Fill in the Middle: Improve the Infilling Capability of Large Language Models

This article introduces a simple and effective method to enable models to have infilling capability.

The reason for the insufficient infilling capability of current LLMs

Currently, the most powerful generative language models, such as GPT-4[1], PaLM[2], Llama2[3], belong to causal decoder-based models. These models have simpler architectures and usually do not require fine-tuning for specific tasks, making them more appealing in terms of inference and deployment.

However, all of the left-to-right models are limited when it comes to infilling, which is the task of generating text at a specific location within a prompt while considering both a prefix and a suffix.

This is because the left-to-right model can only impose conditional constraints on prefixes. This is unfortunate because the context surrounding the padding naturally occurs in applications of automatic generation before and after the generated points. For example, in creating an coding assistant, padding can be used to generate docstrings, import statements, or complete partially written functions. Although the encoder-only and encoder-decoder models can impose conditional constraints on suffixes, the length of the padding area seen during training is often much shorter than the useful length in actual applications.

Solution

The solution presented in the paper “Efficient Training of Language Models to Fill in the Middle”[4] is to enhance the capabilities of the current state-of-the-art large language models, specifically the causal decoder-based language models, by adding the ability called fill-in-the-middle (FIM). This addresses the limitation of insufficient infilling ability in large language models.

The FIM method achieves improved infilling capability in causal decoder-based autoregressive language models by making simple modifications to the training data without altering the model architecture. This enhancement is achieved without weakening the left-to-right generation ability.

After the introduction of the FIM method, it has been adopted by many models such as SantaCoder[5], Star Coder[6], and Code Llama[7].

Mechanism of Fill-in-the-middle(FIM)

The key to this approach is a transformation applied to a fraction of dataset, in which we split documents into three pieces at random and move the middle piece to the end:

document → (prefix, middle,suffix) → (prefix,suffix, middle)
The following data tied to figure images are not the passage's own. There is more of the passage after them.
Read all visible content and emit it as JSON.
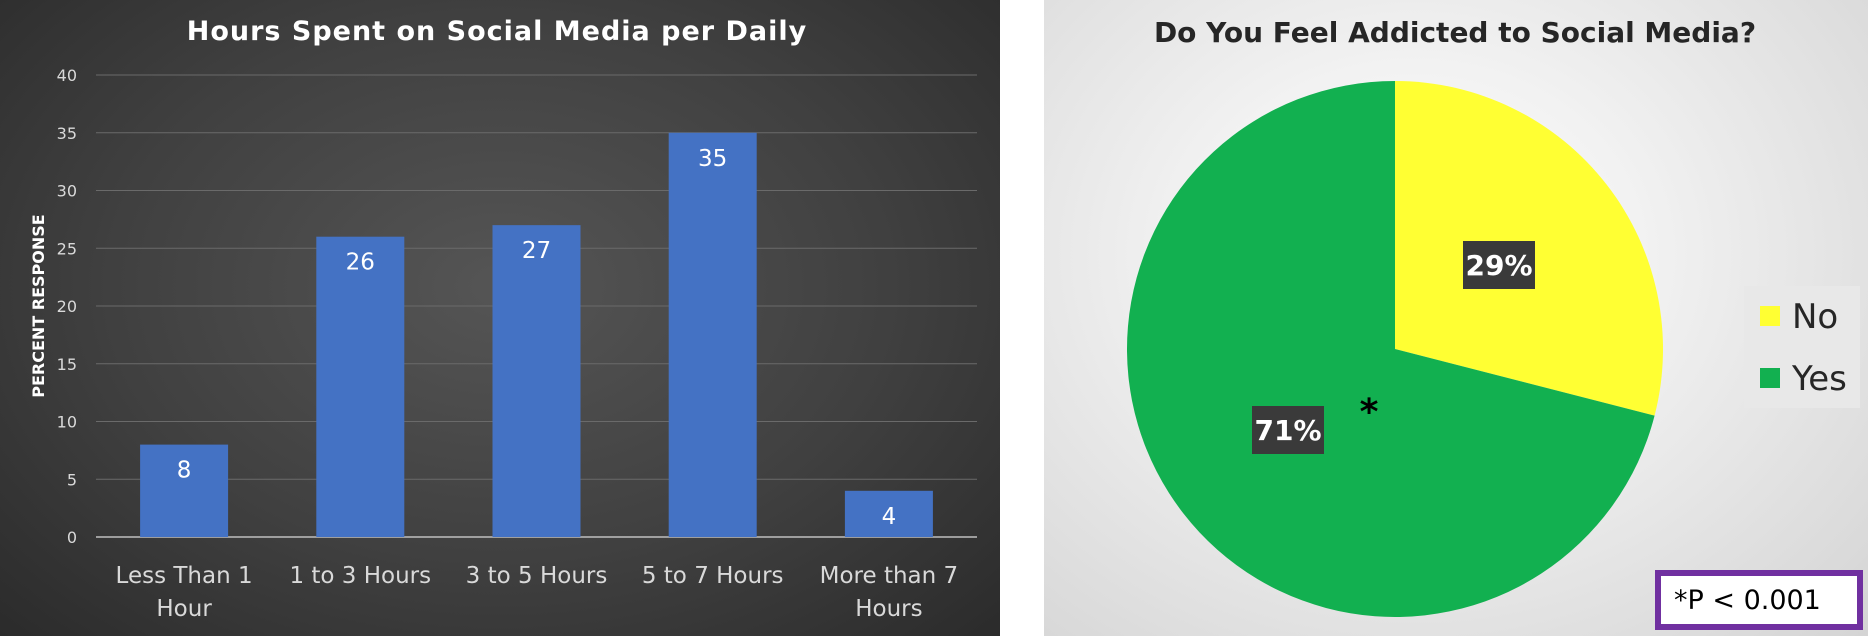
{
  "chart_data": [
    {
      "type": "bar",
      "title": "Hours Spent on Social Media per Daily",
      "xlabel": "",
      "ylabel": "PERCENT RESPONSE",
      "categories": [
        [
          "Less Than 1",
          "Hour"
        ],
        [
          "1 to 3 Hours"
        ],
        [
          "3 to 5 Hours"
        ],
        [
          "5 to 7 Hours"
        ],
        [
          "More than 7",
          "Hours"
        ]
      ],
      "values": [
        8,
        26,
        27,
        35,
        4
      ],
      "data_labels": [
        "8",
        "26",
        "27",
        "35",
        "4"
      ],
      "ylim": [
        0,
        40
      ],
      "yticks": [
        "0",
        "5",
        "10",
        "15",
        "20",
        "25",
        "30",
        "35",
        "40"
      ],
      "grid": true,
      "colors": {
        "bar": "#4472c4",
        "background": "#404040"
      }
    },
    {
      "type": "pie",
      "title": "Do You Feel Addicted to Social Media?",
      "labels": [
        "No",
        "Yes"
      ],
      "values": [
        29,
        71
      ],
      "data_labels": [
        "29%",
        "71%"
      ],
      "colors": [
        "#ffff33",
        "#12b050"
      ],
      "legend": "right",
      "annotation": "*",
      "note": "*P < 0.001",
      "note_border_color": "#7030a0"
    }
  ]
}
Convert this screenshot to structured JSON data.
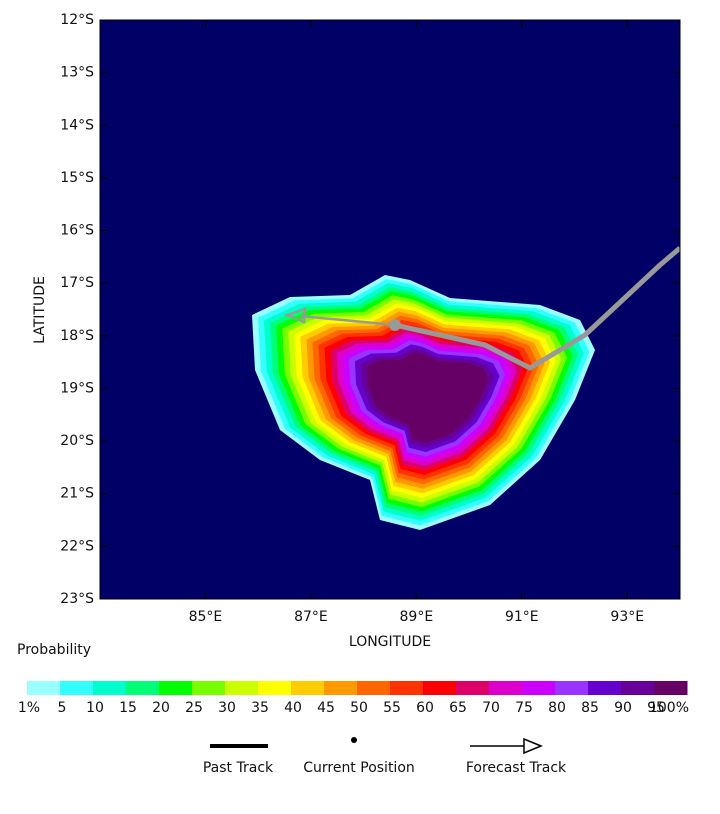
{
  "chart_data": {
    "type": "probability-map",
    "x_label": "LONGITUDE",
    "y_label": "LATITUDE",
    "xlim": [
      83,
      94
    ],
    "ylim": [
      -23,
      -12
    ],
    "xticks": [
      {
        "value": 85,
        "label": "85°E"
      },
      {
        "value": 87,
        "label": "87°E"
      },
      {
        "value": 89,
        "label": "89°E"
      },
      {
        "value": 91,
        "label": "91°E"
      },
      {
        "value": 93,
        "label": "93°E"
      }
    ],
    "yticks": [
      {
        "value": -12,
        "label": "12°S"
      },
      {
        "value": -13,
        "label": "13°S"
      },
      {
        "value": -14,
        "label": "14°S"
      },
      {
        "value": -15,
        "label": "15°S"
      },
      {
        "value": -16,
        "label": "16°S"
      },
      {
        "value": -17,
        "label": "17°S"
      },
      {
        "value": -18,
        "label": "18°S"
      },
      {
        "value": -19,
        "label": "19°S"
      },
      {
        "value": -20,
        "label": "20°S"
      },
      {
        "value": -21,
        "label": "21°S"
      },
      {
        "value": -22,
        "label": "22°S"
      },
      {
        "value": -23,
        "label": "23°S"
      }
    ],
    "background_color": "#000066",
    "colorbar": {
      "title": "Probability",
      "ticks": [
        {
          "value": 1,
          "label": "1%"
        },
        5,
        10,
        15,
        20,
        25,
        30,
        35,
        40,
        45,
        50,
        55,
        60,
        65,
        70,
        75,
        80,
        85,
        90,
        95,
        {
          "value": 100,
          "label": "100%"
        }
      ],
      "colors": [
        "#99ffff",
        "#33ffff",
        "#00ffcc",
        "#00ff77",
        "#00ff00",
        "#77ff00",
        "#ccff00",
        "#ffff00",
        "#ffcc00",
        "#ff9900",
        "#ff6600",
        "#ff3300",
        "#ff0000",
        "#dd0066",
        "#dd00cc",
        "#cc00ff",
        "#9933ff",
        "#6600cc",
        "#660099",
        "#660066"
      ]
    },
    "legend": [
      "Past Track",
      "Current Position",
      "Forecast Track"
    ]
  }
}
We then concatenate the three pieces using sentinel tokens.

FIM achieves its goal by simply designing special tokens and constructing different input training samples, and then training the model in an autoregressive manner from left to right. Compared to designing multiple tasks to train the model and give it various capabilities, this approach is more lightweight.

The FIM mechanism consists of two types: PSM and SPM. PSM uses a prefix-suffix-middle format, while SPM uses a suffix-prefix-middle format.

Evaluation

In order to evaluate the performance of FIM, numerous experiments were conducted in the paper. We won’t list them all here, but we will present some intuitive and successful infilling examples.

Based on the context before and after the code snippet, the intermediate content (highlighted in green) was successfully generated, as shown in Figure 1:

Figure 1: The intermediate content (highlighted in green) of a code snippet was successfully generated. Source:[4]

According to the context before and after the natural language, generate intermediate content (green part), as shown in Figure 2:

Figure 2: The intermediate content (highlighted in green) of natural language was successfully generated. Source:[4]

Conclusion

This article introduces a simple and effective method to enable models to have infilling capability. The method only changes the input format without altering the model structure, and does not compromise the original left-to-right generation ability. Many large models have adopted this method.

References

[1]: OpenAI. GPT-4 Technical Report (2023). arXiv preprint arXiv:2303.08774.

[2]: A. Chowdhery, S. Narang, J. Devlin, M. Bosma, G. Mishra, H. Chung, C. Sutton, S. Gehrmann, P. Schuh, et al. PaLM: Scaling language modeling with Pathways (2022). arXiv preprint arXiv:2204.02311.

[3]: H. Touvron, L. Martin, K. Stone, P. Albert, A. Almahairi, Y. Babaei, N. Bashlykov, S. Batra, P. Bhargava, S. Bhosale, et al. Llama 2: Open foundation and fine-tuned chat models (2023). arXiv preprint arXiv:2307.09288.

[4]: M. Bavarian, He. Jun, N. Tezak, J. Schulman, C. McLeavey, J. Tworek, M. Chen. Efficient Training of Language Models to Fill in the Middle (2022). arXiv preprint arXiv: 2207.14255

[5]: L. Allal, R. Li, D. Kocetkov, C. Mou, C. Akiki, et al. SantaCoder: don’t reach for the stars (2023). arXiv preprint arXiv:2301.03988.

[6]: R. Li, L. Allal, Y. Zi, N. Muennighoff, D. Kocetkov, et al. StarCoder: may the source be with you!. (2023). arXiv preprint arXiv: 2305.06161.

[7]: B. Rozière, J. Gehring, F. Gloeckle, S. Sootla, I. Gat, et al. Code Llama: Open Foundation Models for Code (2023). arXiv preprint arXiv: 2308.12950.